WALL STREET JOURNAL | RAY A. SMITH
What comes between spring and fall? In the fashion world, it's not summer, it's "pre-fall." If all goes according to designers' and retailers' plans, it could be one of the most lucrative times of the year.
The term pre-fall refers to what used to be unglamorous, mostly commercial collections meant to tide shoppers over in between the big spring and fall seasons. They were typically filled with staples like sensible blazers, skirts and sweaters in unchallenging colors.
Pre-fall fashions were once low-key affairs, shown by private appointment—if the collections were shown at all.
But in the past few years, pre-fall has started stealing the spotlight with dramatic, red-carpet-ready looks and shows from high-profile designers including Oscar de la Renta and Karl Lagerfeld for Chanel that are on par with the designers' spring and fall collections.
For the past month, designer labels have been showing their new collections for pre-fall 2012. After a pause for the holidays, there will be more presentations from big names like Givenchy, including shows in which models just stand rather than walk a runway.
That's partly because despite its silly-seeming name, pre-fall is serious business. Pre-fall designs begin arriving in stores in May and June—two to three months before fall clothes start arriving—and generally stay on the floor until January.
This means the clothes are generally sold at full price for longer than those from the fall collections, before being marked down.
"Resort" collections, which come in between fall and spring and generally start entering stores in November, have also been rising in prominence and revenue, but pre-fall's timing has given it more celebrity buzz.
The pre-fall shows coincide with the early-year entertainment awards ceremonies including the Golden Globes and the Grammys.
"These shows have become the perfect marketing vehicle for pre-fall," says luxury goods consultant Robert Burke. "You show it in December and it's on the red carpet in January and February and in stores in May."
Pre-fall, in terms of a fashion season, is supposed to start being worn somewhere around mid- to late-August and early- to mid-September. The timing presents a weather-temperature challenge for shoppers and retailers.
"When these pieces hit the store in June or July, depending on the part of the country, it can be 80 or 90 degrees, so we're not only looking for really wow emotional pieces for the fall season with fur and leather, but also for lighter weights" and lighter colors, says Colleen Sherin, senior women's fashion director at Saks Fifth Avenue. It's something the retailer is especially concerned with as many of its stores are in the South, she says.
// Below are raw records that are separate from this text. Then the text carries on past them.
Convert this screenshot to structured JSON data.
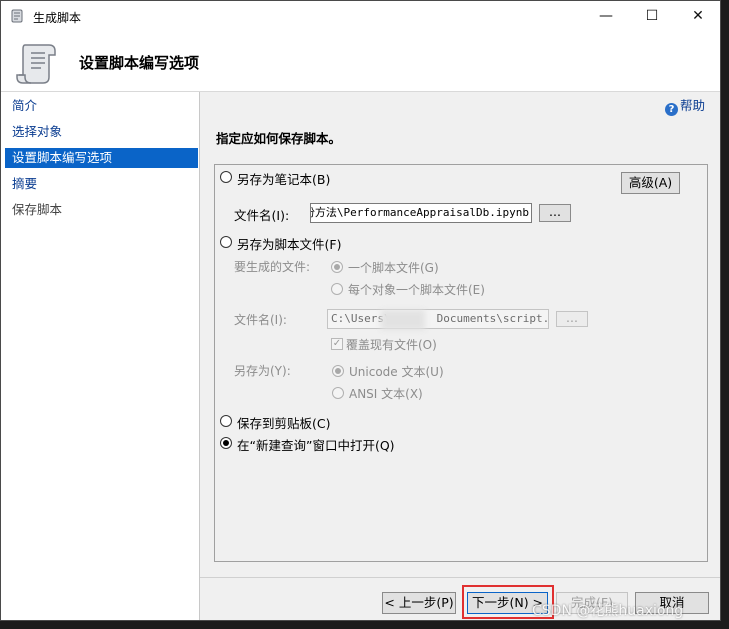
{
  "window": {
    "title": "生成脚本",
    "controls": {
      "minimize": "—",
      "maximize": "☐",
      "close": "✕"
    }
  },
  "header": {
    "title": "设置脚本编写选项",
    "icon": "scroll-icon"
  },
  "nav": {
    "items": [
      {
        "label": "简介"
      },
      {
        "label": "选择对象"
      },
      {
        "label": "设置脚本编写选项"
      },
      {
        "label": "摘要"
      },
      {
        "label": "保存脚本"
      }
    ]
  },
  "help": {
    "label": "帮助"
  },
  "main": {
    "prompt": "指定应如何保存脚本。",
    "advanced_button": "高级(A)",
    "notebook": {
      "radio_label": "另存为笔记本(B)",
      "file_label": "文件名(I):",
      "file_value": "备份方法\\PerformanceAppraisalDb.ipynb",
      "browse": "..."
    },
    "script_file": {
      "radio_label": "另存为脚本文件(F)",
      "files_to_generate_label": "要生成的文件:",
      "option_single": "一个脚本文件(G)",
      "option_per_object": "每个对象一个脚本文件(E)",
      "file_label": "文件名(I):",
      "file_value_prefix": "C:\\Users\\",
      "file_value_suffix": "Documents\\script.sql",
      "browse": "...",
      "overwrite_label": "覆盖现有文件(O)",
      "save_as_label": "另存为(Y):",
      "encoding_unicode": "Unicode 文本(U)",
      "encoding_ansi": "ANSI 文本(X)"
    },
    "clipboard": {
      "radio_label": "保存到剪贴板(C)"
    },
    "new_query": {
      "radio_label": "在“新建查询”窗口中打开(Q)"
    }
  },
  "footer": {
    "prev": "< 上一步(P)",
    "next": "下一步(N) >",
    "finish": "完成(F)",
    "cancel": "取消"
  },
  "watermark": "CSDN @花熊huaxiong",
  "colors": {
    "selection": "#0a64c8",
    "link": "#0b3d91",
    "highlight": "#e03030"
  }
}
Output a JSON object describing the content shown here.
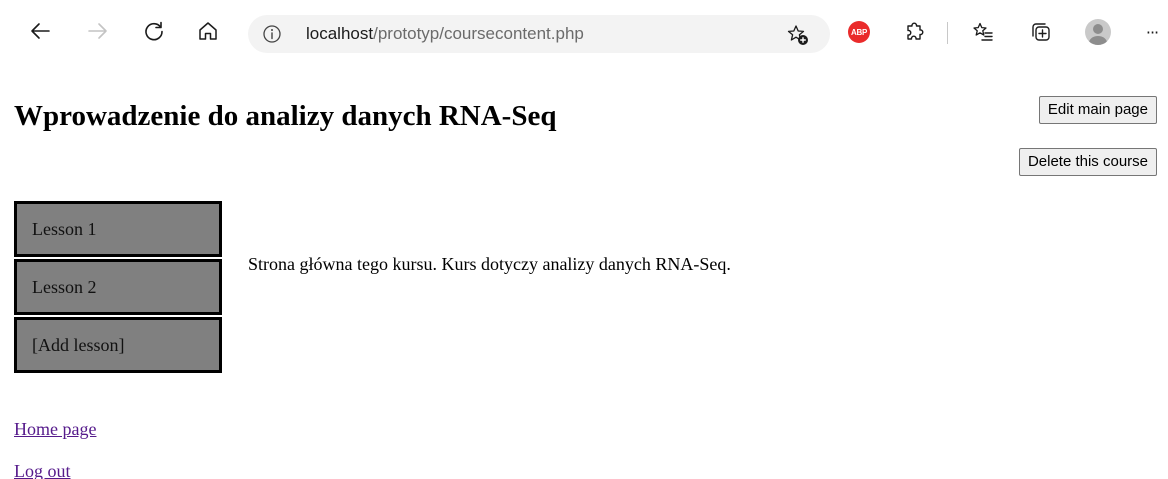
{
  "browser": {
    "url_host": "localhost",
    "url_path": "/prototyp/coursecontent.php",
    "icons": {
      "back": "back-arrow-icon",
      "forward": "forward-arrow-icon",
      "reload": "reload-icon",
      "home": "home-icon",
      "site_info": "info-icon",
      "add_favorite": "star-plus-icon",
      "adblock": "adblock-plus-icon",
      "extensions": "puzzle-icon",
      "favorites": "favorites-list-icon",
      "collections": "collections-icon",
      "profile": "profile-avatar",
      "menu": "more-dots-icon"
    },
    "adblock_label": "ABP",
    "menu_label": "···",
    "adblock_color": "#ea2b2b"
  },
  "page": {
    "title": "Wprowadzenie do analizy danych RNA-Seq",
    "buttons": {
      "edit_main_page": "Edit main page",
      "delete_course": "Delete this course"
    },
    "lessons": [
      {
        "label": "Lesson 1"
      },
      {
        "label": "Lesson 2"
      },
      {
        "label": "[Add lesson]"
      }
    ],
    "description": "Strona główna tego kursu. Kurs dotyczy analizy danych RNA-Seq.",
    "links": {
      "home": "Home page",
      "logout": "Log out"
    }
  },
  "colors": {
    "lesson_bg": "#808080",
    "lesson_border": "#000000",
    "visited_link": "#551a8b",
    "button_bg": "#efefef"
  }
}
The in-between season also presents a challenge for designers. Michael Kors this month showed a coat worn with shorts, while Vera Wang showed dark-colored sleeveless fur coats and wool shrugs with light chiffon dresses in colorful spring-like prints. Mr. de la Renta showed short-sleeve outerwear and a silk merino "cardigan coat" with a mink collar.
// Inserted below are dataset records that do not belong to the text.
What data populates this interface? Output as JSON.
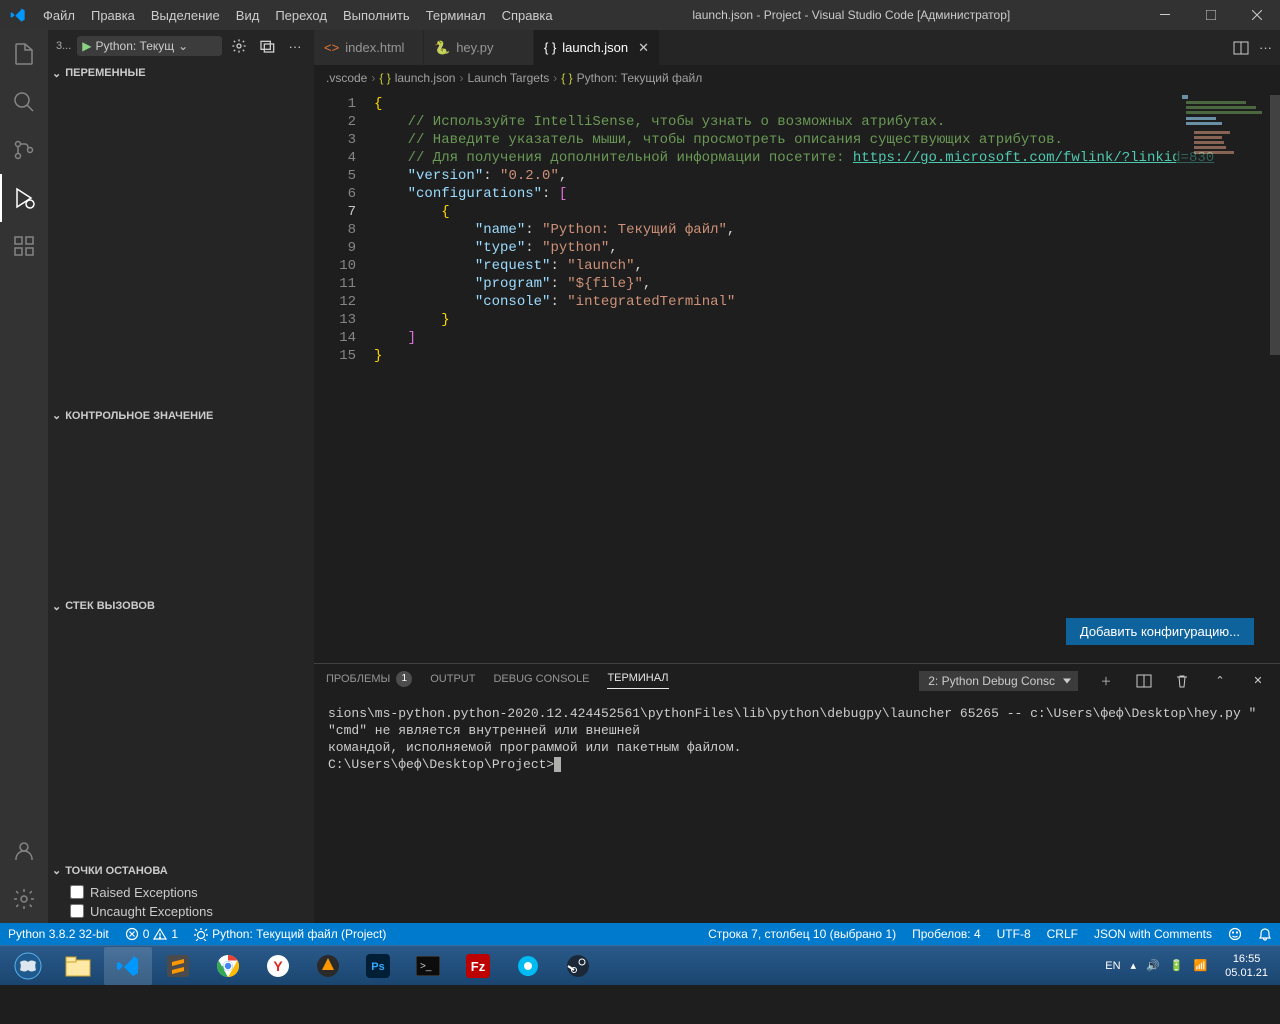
{
  "title": "launch.json - Project - Visual Studio Code [Администратор]",
  "menu": [
    "Файл",
    "Правка",
    "Выделение",
    "Вид",
    "Переход",
    "Выполнить",
    "Терминал",
    "Справка"
  ],
  "sidebar": {
    "three": "3...",
    "config_label": "Python: Текущ",
    "sections": {
      "vars": "Переменные",
      "watch": "Контрольное значение",
      "stack": "Стек вызовов",
      "breakpoints": "Точки останова"
    },
    "bp1": "Raised Exceptions",
    "bp2": "Uncaught Exceptions"
  },
  "tabs": [
    {
      "label": "index.html",
      "kind": "html"
    },
    {
      "label": "hey.py",
      "kind": "py"
    },
    {
      "label": "launch.json",
      "kind": "json",
      "active": true,
      "close": true
    }
  ],
  "breadcrumb": [
    ".vscode",
    "launch.json",
    "Launch Targets",
    "Python: Текущий файл"
  ],
  "editor": {
    "add_cfg": "Добавить конфигурацию...",
    "lines": [
      "{",
      "    // Используйте IntelliSense, чтобы узнать о возможных атрибутах.",
      "    // Наведите указатель мыши, чтобы просмотреть описания существующих атрибутов.",
      {
        "pre": "    // Для получения дополнительной информации посетите: ",
        "link": "https://go.microsoft.com/fwlink/?linkid=830"
      },
      {
        "k": "version",
        "v": "0.2.0",
        "comma": true,
        "indent": 1
      },
      {
        "k": "configurations",
        "arr": true,
        "indent": 1
      },
      "        {",
      {
        "k": "name",
        "v": "Python: Текущий файл",
        "comma": true,
        "indent": 3
      },
      {
        "k": "type",
        "v": "python",
        "comma": true,
        "indent": 3
      },
      {
        "k": "request",
        "v": "launch",
        "comma": true,
        "indent": 3
      },
      {
        "k": "program",
        "v": "${file}",
        "comma": true,
        "indent": 3
      },
      {
        "k": "console",
        "v": "integratedTerminal",
        "indent": 3
      },
      "        }",
      "    ]",
      "}"
    ]
  },
  "panel": {
    "tabs": {
      "problems": "Проблемы",
      "problems_count": "1",
      "output": "Output",
      "debug": "Debug Console",
      "terminal": "Терминал"
    },
    "term_select": "2: Python Debug Consc",
    "terminal_lines": [
      "sions\\ms-python.python-2020.12.424452561\\pythonFiles\\lib\\python\\debugpy\\launcher 65265 -- c:\\Users\\фeф\\Desktop\\hey.py \"",
      "\"cmd\" не является внутренней или внешней",
      "командой, исполняемой программой или пакетным файлом.",
      "",
      "C:\\Users\\фeф\\Desktop\\Project>"
    ]
  },
  "status": {
    "python": "Python 3.8.2 32-bit",
    "errors": "0",
    "warnings": "1",
    "debug": "Python: Текущий файл (Project)",
    "pos": "Строка 7, столбец 10 (выбрано 1)",
    "spaces": "Пробелов: 4",
    "enc": "UTF-8",
    "eol": "CRLF",
    "lang": "JSON with Comments"
  },
  "taskbar": {
    "lang": "EN",
    "time": "16:55",
    "date": "05.01.21"
  }
}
The rise of mid-season collections began in earnest following the global recession of 2008, when even luxury shoppers stepped back from conspicuous spending. Retailers requested more deliveries from designer labels, hoping that rotating in more new merchandise would tempt shoppers to again open their pocketbooks.
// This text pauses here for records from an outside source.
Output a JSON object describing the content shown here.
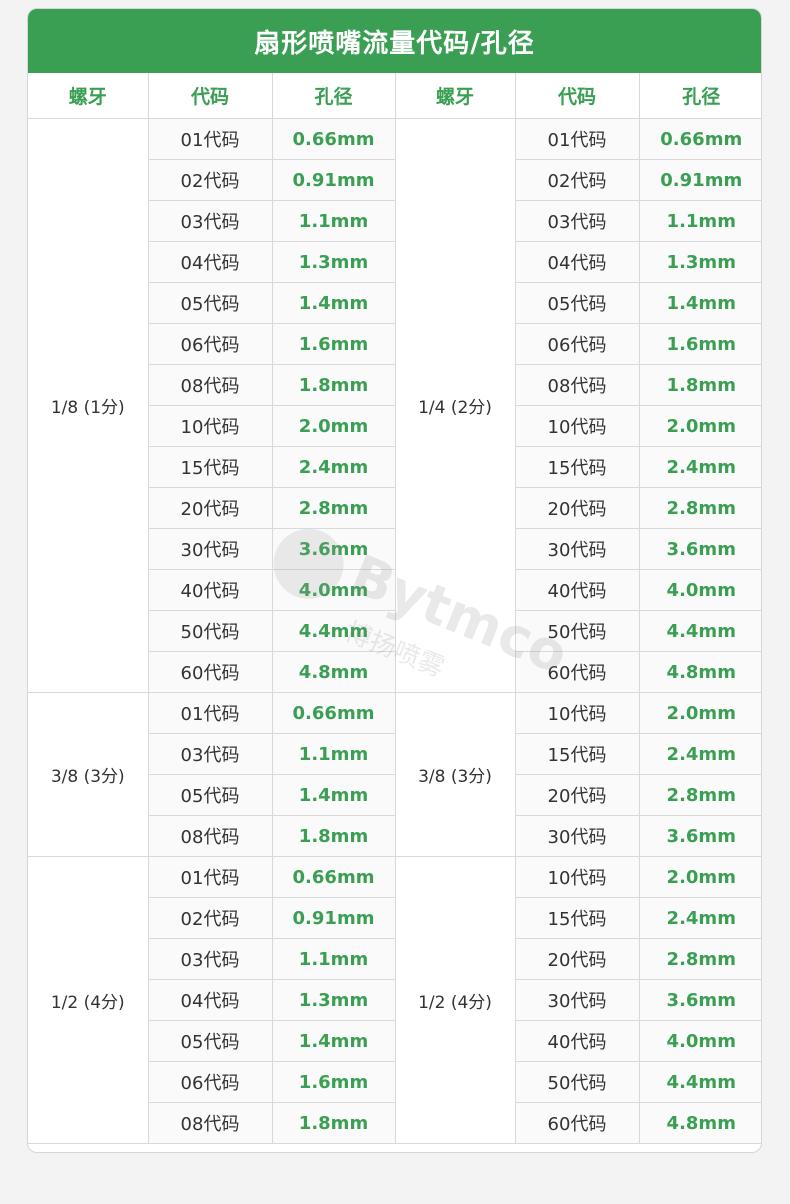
{
  "title": "扇形喷嘴流量代码/孔径",
  "headers": [
    "螺牙",
    "代码",
    "孔径",
    "螺牙",
    "代码",
    "孔径"
  ],
  "left_groups": [
    {
      "thread": "1/8 (1分)",
      "rows": [
        {
          "code": "01代码",
          "dia": "0.66mm"
        },
        {
          "code": "02代码",
          "dia": "0.91mm"
        },
        {
          "code": "03代码",
          "dia": "1.1mm"
        },
        {
          "code": "04代码",
          "dia": "1.3mm"
        },
        {
          "code": "05代码",
          "dia": "1.4mm"
        },
        {
          "code": "06代码",
          "dia": "1.6mm"
        },
        {
          "code": "08代码",
          "dia": "1.8mm"
        },
        {
          "code": "10代码",
          "dia": "2.0mm"
        },
        {
          "code": "15代码",
          "dia": "2.4mm"
        },
        {
          "code": "20代码",
          "dia": "2.8mm"
        },
        {
          "code": "30代码",
          "dia": "3.6mm"
        },
        {
          "code": "40代码",
          "dia": "4.0mm"
        },
        {
          "code": "50代码",
          "dia": "4.4mm"
        },
        {
          "code": "60代码",
          "dia": "4.8mm"
        }
      ]
    },
    {
      "thread": "3/8 (3分)",
      "rows": [
        {
          "code": "01代码",
          "dia": "0.66mm"
        },
        {
          "code": "03代码",
          "dia": "1.1mm"
        },
        {
          "code": "05代码",
          "dia": "1.4mm"
        },
        {
          "code": "08代码",
          "dia": "1.8mm"
        }
      ]
    },
    {
      "thread": "1/2 (4分)",
      "rows": [
        {
          "code": "01代码",
          "dia": "0.66mm"
        },
        {
          "code": "02代码",
          "dia": "0.91mm"
        },
        {
          "code": "03代码",
          "dia": "1.1mm"
        },
        {
          "code": "04代码",
          "dia": "1.3mm"
        },
        {
          "code": "05代码",
          "dia": "1.4mm"
        },
        {
          "code": "06代码",
          "dia": "1.6mm"
        },
        {
          "code": "08代码",
          "dia": "1.8mm"
        }
      ]
    }
  ],
  "right_groups": [
    {
      "thread": "1/4 (2分)",
      "rows": [
        {
          "code": "01代码",
          "dia": "0.66mm"
        },
        {
          "code": "02代码",
          "dia": "0.91mm"
        },
        {
          "code": "03代码",
          "dia": "1.1mm"
        },
        {
          "code": "04代码",
          "dia": "1.3mm"
        },
        {
          "code": "05代码",
          "dia": "1.4mm"
        },
        {
          "code": "06代码",
          "dia": "1.6mm"
        },
        {
          "code": "08代码",
          "dia": "1.8mm"
        },
        {
          "code": "10代码",
          "dia": "2.0mm"
        },
        {
          "code": "15代码",
          "dia": "2.4mm"
        },
        {
          "code": "20代码",
          "dia": "2.8mm"
        },
        {
          "code": "30代码",
          "dia": "3.6mm"
        },
        {
          "code": "40代码",
          "dia": "4.0mm"
        },
        {
          "code": "50代码",
          "dia": "4.4mm"
        },
        {
          "code": "60代码",
          "dia": "4.8mm"
        }
      ]
    },
    {
      "thread": "3/8 (3分)",
      "rows": [
        {
          "code": "10代码",
          "dia": "2.0mm"
        },
        {
          "code": "15代码",
          "dia": "2.4mm"
        },
        {
          "code": "20代码",
          "dia": "2.8mm"
        },
        {
          "code": "30代码",
          "dia": "3.6mm"
        }
      ]
    },
    {
      "thread": "1/2 (4分)",
      "rows": [
        {
          "code": "10代码",
          "dia": "2.0mm"
        },
        {
          "code": "15代码",
          "dia": "2.4mm"
        },
        {
          "code": "20代码",
          "dia": "2.8mm"
        },
        {
          "code": "30代码",
          "dia": "3.6mm"
        },
        {
          "code": "40代码",
          "dia": "4.0mm"
        },
        {
          "code": "50代码",
          "dia": "4.4mm"
        },
        {
          "code": "60代码",
          "dia": "4.8mm"
        }
      ]
    }
  ],
  "watermark": {
    "brand": "Bytmco",
    "brand_cn": "博扬喷雾"
  },
  "colors": {
    "accent": "#3a9f53",
    "text": "#333333",
    "border": "#d9d9d9"
  }
}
Karl Lagerfeld's elaborate resort show in May 2010, held against the backdrop of Saint Tropez's harbor with models arriving by speedboat and celebrities like Diana Kruger flown in to sit front row, marked a watershed moment for these pre-season collections. Shortly after that, more designer labels put on shows or presentations and fashion magazines and websites eagerly covered them.
A spokeswoman for Oscar de la Renta, who showed 58 looks in his pre-fall runway show, said pre-fall is, in general, a big collection for the house "and very important sales-wise."
For Jason Wu, "the spring and fall collections are the main image drivers of the company," he says. But in terms of business, the pre-seasons are doing the heavy lifting.
For fall and winter, about 60% of orders from a group of key retailers is from the pre-fall collection, the designer says, while 40% is from the fall runway collection. Mr. Wu even took the opportunity during pre-fall to launch another bag line rather than wait until his fall collection.
With increasing up-to-the-second coverage, a trend shown on the runways for spring gets exhaustive exposure—and is worn by celebrities and tastemakers soon after the show is over. By the time that look reaches stores six or seven months later, it already looks and feels dated, says Catherine Moellering, executive vice president of Tobe, a New York-based trend-forecasting firm.
By January, "spring runway looks would have been worn already" by celebrities and personalities, says Mr. Wu.
That, of course, is a no-no for celebrities on the red carpet. For her appearance at the People's Choice Awards last January,Natalie Portman wore a button-front silk chiffon pleated dress from Mr. Wu's 2011 pre-fall collection.